I'm trying to capture a string with a combination of a's and b's but always ending with b. In other words:
local patt = S'ab'^0 * P'b'
matching aaab and bbabb but not aaa or bba. The above however does not match anything. Is this because S'ab'^0 is greedy and matches the final b? I think so and can't think of any alternatives except perhaps resorting to lpeg.Cmt which seems like overkill. But maybe not, anyone know how to match such a pattern? I saw this question but the problem with the solution there is that it would stop at the first end marker (i.e. 'cat' there, 'b' here) and in my case I need to accept the middle 'b's.
P.S. What I'm actually trying to do is match an expression whose outermost rule is a function call. E.g.
func();
func(x)(y);
func_arr[z]();
all match but
exp;
func()[1];
4 + 5;
do not. The rest of my grammar works and I'm pretty sure this boils down to the same issue but for completeness, the grammar I'm working with looks something like:
top_expr = V'primary_expr' * V'postfix_op'^0 * V'func_call_op' * P';';
postfix_op = V'func_call_op' + V'index_op';
And similarly the V'postfix_op'^0 eats up the func_call_op I'm expecting at the end.

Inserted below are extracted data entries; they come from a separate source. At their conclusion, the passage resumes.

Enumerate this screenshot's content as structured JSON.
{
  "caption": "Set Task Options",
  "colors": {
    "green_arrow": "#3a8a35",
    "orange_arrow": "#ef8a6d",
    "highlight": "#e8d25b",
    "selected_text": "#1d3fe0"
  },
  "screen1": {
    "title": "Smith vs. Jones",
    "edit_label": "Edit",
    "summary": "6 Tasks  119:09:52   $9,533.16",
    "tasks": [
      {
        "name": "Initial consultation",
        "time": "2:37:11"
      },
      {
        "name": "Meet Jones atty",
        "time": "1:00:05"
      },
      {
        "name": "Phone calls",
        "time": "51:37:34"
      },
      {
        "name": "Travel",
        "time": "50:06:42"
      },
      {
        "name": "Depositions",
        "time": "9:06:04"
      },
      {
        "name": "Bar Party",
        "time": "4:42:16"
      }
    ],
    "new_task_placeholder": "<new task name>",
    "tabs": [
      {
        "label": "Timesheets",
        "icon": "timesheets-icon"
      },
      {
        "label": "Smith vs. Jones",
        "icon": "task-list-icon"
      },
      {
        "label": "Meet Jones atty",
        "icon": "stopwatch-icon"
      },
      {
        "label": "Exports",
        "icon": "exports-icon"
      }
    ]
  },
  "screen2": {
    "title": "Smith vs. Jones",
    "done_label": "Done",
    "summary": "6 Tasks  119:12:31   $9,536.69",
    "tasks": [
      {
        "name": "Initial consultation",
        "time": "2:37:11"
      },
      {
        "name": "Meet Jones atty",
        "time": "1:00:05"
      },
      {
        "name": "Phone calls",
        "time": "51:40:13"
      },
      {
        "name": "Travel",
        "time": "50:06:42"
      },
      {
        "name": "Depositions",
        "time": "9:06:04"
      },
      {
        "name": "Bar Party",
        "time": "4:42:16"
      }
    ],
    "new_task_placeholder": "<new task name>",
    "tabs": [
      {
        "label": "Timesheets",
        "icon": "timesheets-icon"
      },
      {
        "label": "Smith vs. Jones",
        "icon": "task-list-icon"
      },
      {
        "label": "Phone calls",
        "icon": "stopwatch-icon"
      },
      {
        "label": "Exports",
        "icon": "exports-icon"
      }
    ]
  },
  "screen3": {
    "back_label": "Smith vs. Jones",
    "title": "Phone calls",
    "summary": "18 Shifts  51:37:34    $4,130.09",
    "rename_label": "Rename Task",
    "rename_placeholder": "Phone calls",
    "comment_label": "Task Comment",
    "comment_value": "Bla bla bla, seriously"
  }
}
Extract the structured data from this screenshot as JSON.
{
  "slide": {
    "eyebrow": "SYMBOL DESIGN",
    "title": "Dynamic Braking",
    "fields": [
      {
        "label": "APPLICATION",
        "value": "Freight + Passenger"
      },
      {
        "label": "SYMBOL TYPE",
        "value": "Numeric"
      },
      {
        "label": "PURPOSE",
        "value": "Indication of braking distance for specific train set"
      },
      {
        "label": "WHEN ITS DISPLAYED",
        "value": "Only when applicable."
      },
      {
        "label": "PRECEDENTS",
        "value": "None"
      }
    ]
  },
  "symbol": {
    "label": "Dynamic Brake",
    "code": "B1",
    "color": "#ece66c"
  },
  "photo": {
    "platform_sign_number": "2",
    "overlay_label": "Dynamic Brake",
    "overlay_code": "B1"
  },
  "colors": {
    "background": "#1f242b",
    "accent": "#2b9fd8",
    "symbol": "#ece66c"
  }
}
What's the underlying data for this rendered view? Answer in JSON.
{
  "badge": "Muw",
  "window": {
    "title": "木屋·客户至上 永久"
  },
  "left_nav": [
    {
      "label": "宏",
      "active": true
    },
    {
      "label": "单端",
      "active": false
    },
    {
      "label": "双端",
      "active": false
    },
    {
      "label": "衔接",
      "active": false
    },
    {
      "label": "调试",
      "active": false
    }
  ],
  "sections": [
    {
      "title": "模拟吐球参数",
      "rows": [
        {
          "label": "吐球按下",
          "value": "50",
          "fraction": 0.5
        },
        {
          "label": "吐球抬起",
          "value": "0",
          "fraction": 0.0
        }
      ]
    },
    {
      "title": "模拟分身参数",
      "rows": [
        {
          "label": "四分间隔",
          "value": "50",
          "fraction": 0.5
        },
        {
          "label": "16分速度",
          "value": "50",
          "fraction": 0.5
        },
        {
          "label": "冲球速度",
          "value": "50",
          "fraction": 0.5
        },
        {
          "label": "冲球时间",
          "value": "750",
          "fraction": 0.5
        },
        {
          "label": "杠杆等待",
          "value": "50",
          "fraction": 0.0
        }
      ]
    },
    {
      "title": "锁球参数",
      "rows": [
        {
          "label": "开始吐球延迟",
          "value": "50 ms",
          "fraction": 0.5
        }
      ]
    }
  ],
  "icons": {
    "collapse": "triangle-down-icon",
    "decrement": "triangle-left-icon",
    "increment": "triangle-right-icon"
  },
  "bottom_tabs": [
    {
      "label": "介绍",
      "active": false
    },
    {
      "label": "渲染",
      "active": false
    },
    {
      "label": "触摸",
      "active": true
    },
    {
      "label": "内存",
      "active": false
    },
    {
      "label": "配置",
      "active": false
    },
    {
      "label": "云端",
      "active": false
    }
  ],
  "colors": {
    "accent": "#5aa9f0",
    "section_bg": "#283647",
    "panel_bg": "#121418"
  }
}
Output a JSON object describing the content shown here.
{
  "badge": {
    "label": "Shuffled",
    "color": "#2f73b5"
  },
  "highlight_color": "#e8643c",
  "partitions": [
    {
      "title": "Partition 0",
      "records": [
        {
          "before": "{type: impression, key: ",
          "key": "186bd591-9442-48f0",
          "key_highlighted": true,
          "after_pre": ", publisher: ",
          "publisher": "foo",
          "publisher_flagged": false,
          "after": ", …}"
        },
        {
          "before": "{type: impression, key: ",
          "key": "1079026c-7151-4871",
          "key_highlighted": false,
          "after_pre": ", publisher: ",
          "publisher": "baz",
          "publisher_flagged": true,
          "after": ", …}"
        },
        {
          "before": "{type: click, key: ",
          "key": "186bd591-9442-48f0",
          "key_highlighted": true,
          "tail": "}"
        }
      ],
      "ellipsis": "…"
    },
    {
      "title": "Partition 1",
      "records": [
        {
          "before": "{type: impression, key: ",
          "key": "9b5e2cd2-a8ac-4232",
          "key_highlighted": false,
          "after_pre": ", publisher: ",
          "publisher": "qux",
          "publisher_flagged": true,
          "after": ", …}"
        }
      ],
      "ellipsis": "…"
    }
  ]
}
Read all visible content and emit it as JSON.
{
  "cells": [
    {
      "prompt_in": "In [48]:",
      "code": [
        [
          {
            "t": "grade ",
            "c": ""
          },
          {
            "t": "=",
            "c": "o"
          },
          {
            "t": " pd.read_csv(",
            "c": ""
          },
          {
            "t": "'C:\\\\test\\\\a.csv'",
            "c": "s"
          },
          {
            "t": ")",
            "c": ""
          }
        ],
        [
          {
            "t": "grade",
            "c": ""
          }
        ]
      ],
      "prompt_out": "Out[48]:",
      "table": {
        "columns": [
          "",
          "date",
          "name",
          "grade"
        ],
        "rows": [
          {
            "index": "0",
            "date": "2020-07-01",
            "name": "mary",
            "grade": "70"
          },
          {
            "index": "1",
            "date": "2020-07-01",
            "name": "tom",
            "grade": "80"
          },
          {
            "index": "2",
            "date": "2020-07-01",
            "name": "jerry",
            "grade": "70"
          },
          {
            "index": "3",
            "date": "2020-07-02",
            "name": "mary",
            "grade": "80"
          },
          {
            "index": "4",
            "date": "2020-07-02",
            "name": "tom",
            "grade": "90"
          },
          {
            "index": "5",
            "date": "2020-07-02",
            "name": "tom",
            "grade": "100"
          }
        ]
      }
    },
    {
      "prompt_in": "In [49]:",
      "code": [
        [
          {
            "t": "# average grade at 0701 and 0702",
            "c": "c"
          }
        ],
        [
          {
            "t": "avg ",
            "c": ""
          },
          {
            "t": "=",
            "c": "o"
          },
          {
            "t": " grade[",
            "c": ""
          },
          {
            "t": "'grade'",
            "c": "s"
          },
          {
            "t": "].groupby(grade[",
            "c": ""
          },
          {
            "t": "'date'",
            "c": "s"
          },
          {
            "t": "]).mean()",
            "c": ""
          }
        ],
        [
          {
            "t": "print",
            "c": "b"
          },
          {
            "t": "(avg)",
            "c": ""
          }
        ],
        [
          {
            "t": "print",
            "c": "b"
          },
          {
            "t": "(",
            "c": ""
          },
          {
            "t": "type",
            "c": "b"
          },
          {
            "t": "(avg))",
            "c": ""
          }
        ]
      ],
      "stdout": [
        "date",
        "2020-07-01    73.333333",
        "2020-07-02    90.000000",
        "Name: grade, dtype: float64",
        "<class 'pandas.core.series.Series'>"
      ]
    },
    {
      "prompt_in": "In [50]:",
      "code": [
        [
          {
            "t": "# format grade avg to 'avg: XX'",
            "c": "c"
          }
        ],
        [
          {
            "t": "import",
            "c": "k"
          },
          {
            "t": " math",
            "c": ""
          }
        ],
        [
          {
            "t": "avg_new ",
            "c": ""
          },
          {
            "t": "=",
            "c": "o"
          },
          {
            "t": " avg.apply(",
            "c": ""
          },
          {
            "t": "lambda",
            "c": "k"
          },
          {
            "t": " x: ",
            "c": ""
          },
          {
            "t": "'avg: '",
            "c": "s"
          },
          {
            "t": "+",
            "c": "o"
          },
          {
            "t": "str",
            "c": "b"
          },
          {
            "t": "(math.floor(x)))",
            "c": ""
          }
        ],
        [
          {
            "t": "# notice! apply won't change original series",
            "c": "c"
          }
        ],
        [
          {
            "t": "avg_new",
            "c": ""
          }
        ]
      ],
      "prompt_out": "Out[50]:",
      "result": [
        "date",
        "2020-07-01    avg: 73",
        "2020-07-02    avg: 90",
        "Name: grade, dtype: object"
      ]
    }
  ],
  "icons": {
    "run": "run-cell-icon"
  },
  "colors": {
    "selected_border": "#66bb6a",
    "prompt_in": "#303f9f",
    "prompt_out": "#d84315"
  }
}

Yes, there is no backtracking, so you've correctly identified the problem. I think the solution is to list the valid postfix_op expressions; I'd change V'func_call_op' + V'index_op' to V'func_call_op'^0 * V'index_op' and also change the final V'func_call_op' to V'func_call_op'^1 to allow several function calls at the end.
Update: as suggested in the comments, the solution to the a/b problem would be (P'b'^0 * P'a')^0 * P'b'^1.